As you age, the lenses in your eyes naturally harden and can turn cloudy. A cataract is a clouding of the lens in the eye that affects your vision by blocking light and preventing it from reaching the retina.
Most cataracts are related to aging and are very common in older people. Cataracts typically develop slowly and progressively, causing a gradual and painless decrease in vision. More than 2.5 million Canadians have cataracts.
Symptoms of Cataracts
The most common symptoms of a cataract are:
- Cloudy or blurry vision
- Colors seeming faded
- Glare. Headlights, lamps, or sunlight may appear too bright. A halo may appear around lights.
- Poor night vision.
- Double vision or multiple images in one eye. (This symptom may clear as the cataract gets larger.)
- Frequent prescription changes in your eyeglasses or contact lenses.
(Note: These symptoms can also be a sign of other eye problems. If you have any of these symptoms, check with your eye care professional.)

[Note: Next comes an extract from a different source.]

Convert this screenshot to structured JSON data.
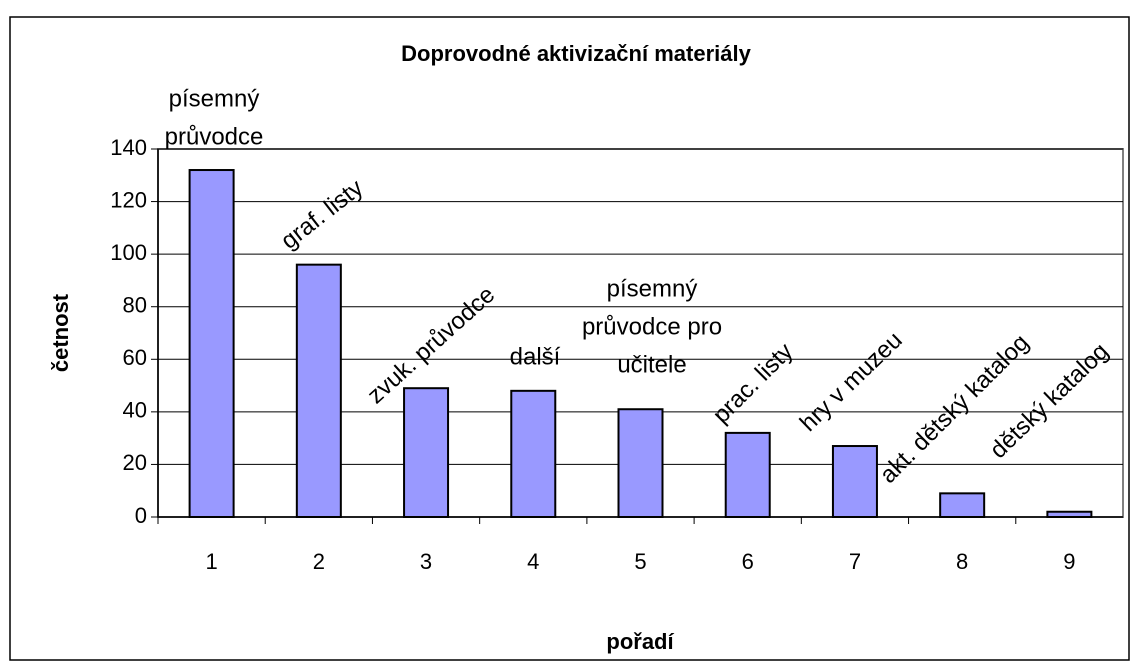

Reducing your exposure to ultraviolet light by wearing a wide-brimmed hat and sunglasses may reduce your risk for developing a cataract, but once one has developed, there is no cure except to have the cataract surgically removed.
Treatment For Cataracts
Surgery is considered when the cataract affects vision to the point that it is affecting a person’s lifestyle. An ophthalmologist can remove the cataract by making a small incision in the cornea at the front of the eye. A synthetic lens is then inserted to replace the focusing power of the natural lens.
According to the Canadian Ophthalmological Society, cataract surgery is generally quite successful. One and a half million people have this procedure every year in North America, and 95% have a successful result. However; as with any surgical procedure, complications can occur and should be discussed with your ophthalmologist prior to surgery.